Pedro Acosta alami mimpi buruk | Lima topik pembicaraan dari MotoGP Austria

Berikut lima topik pembicaraan utama dari Red Bull Ring

Pedro Acosta
Pedro Acosta

MotoGP Austria didominasi oleh pebalap yang telah memenangkan tujuh dari 11 balapan utama tahun ini, dan tujuh kali menempati posisi ketiga teratas. Untungnya, ada balapan lebih jauh yang menarik perhatian.

Dari bencana start Marc Marquez hingga mimpi buruk Pedro Acosta di Austria, berikut lima poin utama dari MotoGP Austria.

Dominasi Bagnaia

Kemenangan Francesco Bagnaia di Austria menyamai perolehan 25 kemenangan kelas premier bersama Kevin Schwantz. Ia kini berada enam peringkat di belakang Dani Pedrosa dan Eddie Lawson dalam daftar sepanjang masa, dan telah meraih tujuh kemenangan Grand Prix musim ini, yang sudah setara dengan apa yang diraihnya sepanjang tahun 2023.

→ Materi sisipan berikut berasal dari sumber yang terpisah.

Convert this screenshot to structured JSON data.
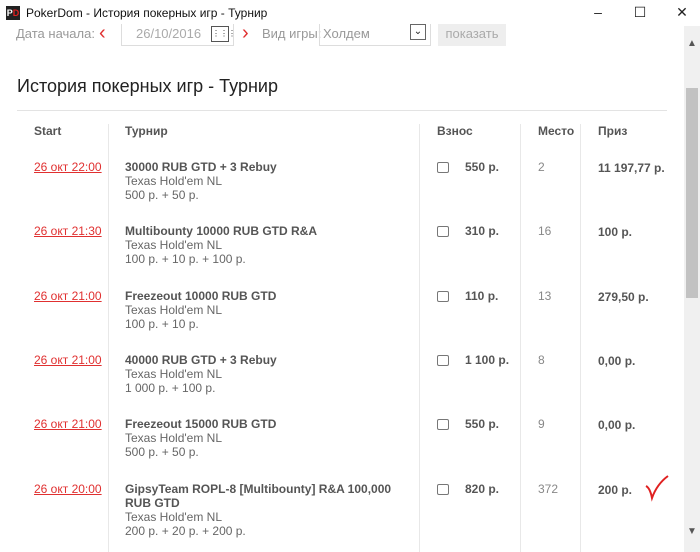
{
  "window": {
    "title": "PokerDom - История покерных игр - Турнир",
    "logo": "PD",
    "minimize": "–",
    "maximize": "☐",
    "close": "✕"
  },
  "filters": {
    "date_label": "Дата начала:",
    "date_value": "26/10/2016",
    "game_label": "Вид игры:",
    "game_value": "Холдем",
    "show_label": "показать"
  },
  "heading": "История покерных игр - Турнир",
  "table": {
    "headers": {
      "start": "Start",
      "tournament": "Турнир",
      "fee": "Взнос",
      "place": "Место",
      "prize": "Приз"
    },
    "rows": [
      {
        "start": "26 окт 22:00",
        "name": "30000 RUB GTD + 3 Rebuy",
        "game": "Texas Hold'em NL",
        "buyin": "500 р. + 50 р.",
        "fee": "550 р.",
        "place": "2",
        "prize": "11 197,77 р."
      },
      {
        "start": "26 окт 21:30",
        "name": "Multibounty 10000 RUB GTD R&A",
        "game": "Texas Hold'em NL",
        "buyin": "100 р. + 10 р. + 100 р.",
        "fee": "310 р.",
        "place": "16",
        "prize": "100 р."
      },
      {
        "start": "26 окт 21:00",
        "name": "Freezeout 10000 RUB GTD",
        "game": "Texas Hold'em NL",
        "buyin": "100 р. + 10 р.",
        "fee": "110 р.",
        "place": "13",
        "prize": "279,50 р."
      },
      {
        "start": "26 окт 21:00",
        "name": "40000 RUB GTD + 3 Rebuy",
        "game": "Texas Hold'em NL",
        "buyin": "1 000 р. + 100 р.",
        "fee": "1 100 р.",
        "place": "8",
        "prize": "0,00 р."
      },
      {
        "start": "26 окт 21:00",
        "name": "Freezeout 15000 RUB GTD",
        "game": "Texas Hold'em NL",
        "buyin": "500 р. + 50 р.",
        "fee": "550 р.",
        "place": "9",
        "prize": "0,00 р."
      },
      {
        "start": "26 окт 20:00",
        "name": "GipsyTeam ROPL-8 [Multibounty] R&A 100,000 RUB GTD",
        "game": "Texas Hold'em NL",
        "buyin": "200 р. + 20 р. + 200 р.",
        "fee": "820 р.",
        "place": "372",
        "prize": "200 р."
      }
    ]
  },
  "colors": {
    "accent": "#e03030"
  }
}
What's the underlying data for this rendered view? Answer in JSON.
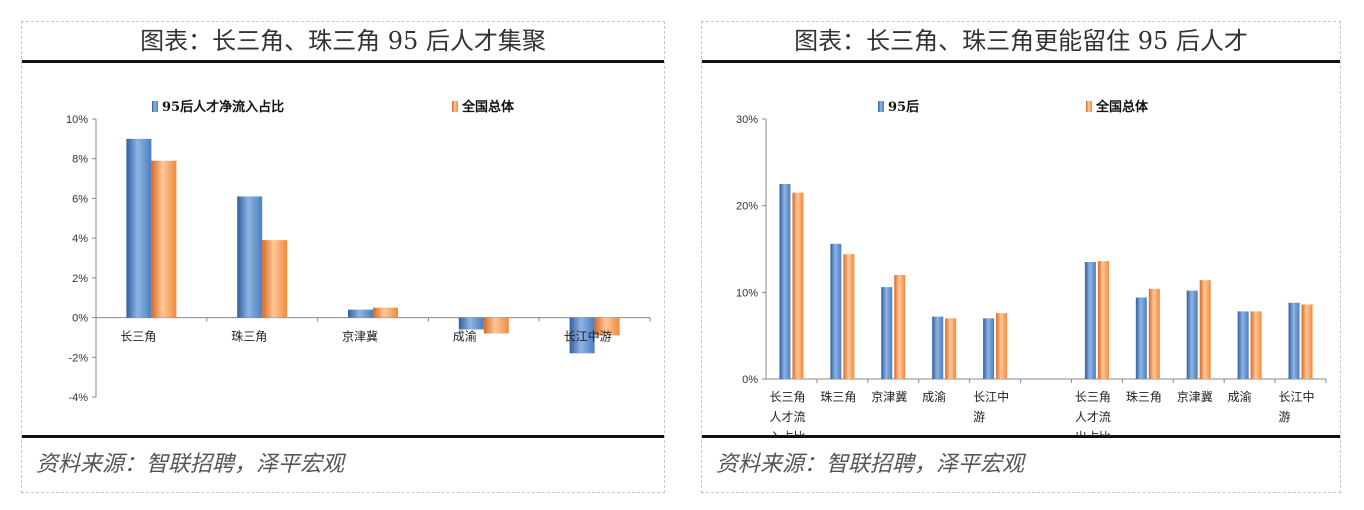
{
  "left": {
    "title": "图表：长三角、珠三角 95 后人才集聚",
    "source": "资料来源：智联招聘，泽平宏观",
    "chart_data": {
      "type": "bar",
      "categories": [
        "长三角",
        "珠三角",
        "京津冀",
        "成渝",
        "长江中游"
      ],
      "series": [
        {
          "name": "95后人才净流入占比",
          "values": [
            9.0,
            6.1,
            0.4,
            -0.6,
            -1.8
          ]
        },
        {
          "name": "全国总体",
          "values": [
            7.9,
            3.9,
            0.5,
            -0.8,
            -0.9
          ]
        }
      ],
      "ylim": [
        -4,
        10
      ],
      "yticks": [
        -4,
        -2,
        0,
        2,
        4,
        6,
        8,
        10
      ],
      "ytick_labels": [
        "-4%",
        "-2%",
        "0%",
        "2%",
        "4%",
        "6%",
        "8%",
        "10%"
      ],
      "legend_position": "top",
      "colors": [
        "#4a7fc1",
        "#f08a3c"
      ]
    }
  },
  "right": {
    "title": "图表：长三角、珠三角更能留住 95 后人才",
    "source": "资料来源：智联招聘，泽平宏观",
    "chart_data": {
      "type": "bar",
      "groups": [
        {
          "label": "长三角人才流入占比",
          "categories": [
            "长三角\n人才流\n入占比",
            "珠三角",
            "京津冀",
            "成渝",
            "长江中\n游"
          ]
        },
        {
          "label": "长三角人才流出占比",
          "categories": [
            "长三角\n人才流\n出占比",
            "珠三角",
            "京津冀",
            "成渝",
            "长江中\n游"
          ]
        }
      ],
      "series": [
        {
          "name": "95后",
          "values": [
            22.5,
            15.6,
            10.6,
            7.2,
            7.0,
            13.5,
            9.4,
            10.2,
            7.8,
            8.8
          ]
        },
        {
          "name": "全国总体",
          "values": [
            21.5,
            14.4,
            12.0,
            7.0,
            7.6,
            13.6,
            10.4,
            11.4,
            7.8,
            8.6
          ]
        }
      ],
      "ylim": [
        0,
        30
      ],
      "yticks": [
        0,
        10,
        20,
        30
      ],
      "ytick_labels": [
        "0%",
        "10%",
        "20%",
        "30%"
      ],
      "legend_position": "top",
      "colors": [
        "#4a7fc1",
        "#f08a3c"
      ]
    }
  }
}
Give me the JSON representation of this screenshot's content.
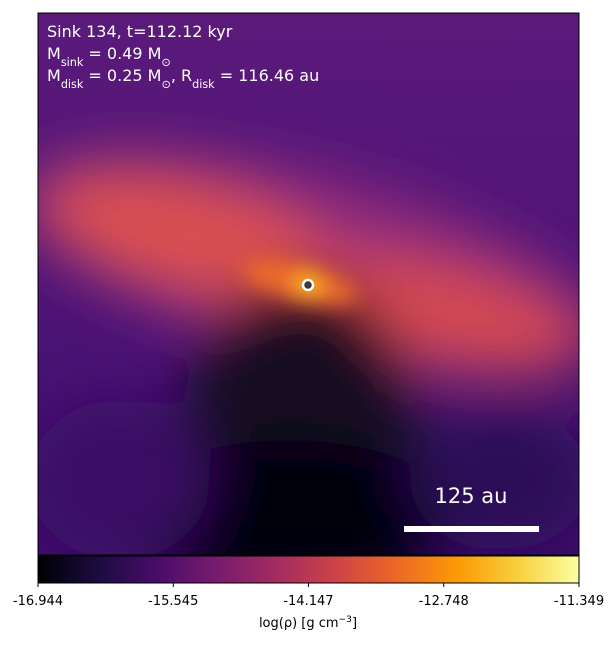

Sejak Grand Prix Aragon 2021, dan termasuk balapan yang menjadi kemenangan pertama Bagnaia di kelas utama, telah ada 57 balapan MotoGP yang diselenggarakan. 25 kemenangan Bagnaia memberinya rasio kemenangan sebesar 43,9 persen sejak ia memenangkan GP pertamanya, dan 38 podiumnya selama kurun waktu tersebut menandai rasio kemenangan sebesar 66,7 persen untuk tiga pembalap teratas.

Ia kini juga memiliki rasio kemenangan 63,6 persen untuk tahun 2024, dan satu-satunya Grand Prix yang ia selesaikan dari podium sejak posisi kesembilannya di Grand Prix Valencia 2022 adalah GP Amerika tahun ini.

Dari statistik ini, pembalap Italia itu jelas merupakan pembalap dominan di MotoGP dalam dua setengah tahun terakhir, dan dia menunjukkan alasannya di Austria.

Dalam konferensi pers pasca-balapan, ia berbicara tentang bagaimana ia memacu motornya di tengah balapan untuk memperlebar jarak, meskipun tahu bahwa ia akan kehilangan cengkeraman di belakang pada akhir balapan, tetapi juga bahwa Martin tidak akan mampu memperlebar jarak dua detik yang telah ia bangun.

Banyak dari 44 podium kelas utama Bagnaia diraih berkat pemahamannya yang luar biasa tentang ban Michelin, terutama ban belakang. Ia tidak hanya memahami cara terbaik untuk menjaga cengkeraman, tetapi juga momen optimal untuk menggunakannya.

Mengalahkannya dalam perebutan gelar juara tahun 2024 merupakan tugas berat bagi para pesaingnya.

Urgensi Martin

Sementara Francesco Bagnaia memenangi Grand Prix ketujuhnya musim ini, Jorge Martin sekali lagi harus puas di posisi kedua.

Ini menjadi tema aneh bagi Martin, karena format Sprint MotoGP berarti dia finis kedua di masing-masing dari empat start terakhirnya: British Sprint, British Grand Prix, Austrian Sprint, Austrian Grand Prix.

Masing-masing posisi kedua itu diraihnya setelah pabrikan Ducati menang, yang pasti menyenangkan baginya, terutama saat pesaing utamanya dalam perebutan gelar, Bagnaia, menjadi pemenang di Austria.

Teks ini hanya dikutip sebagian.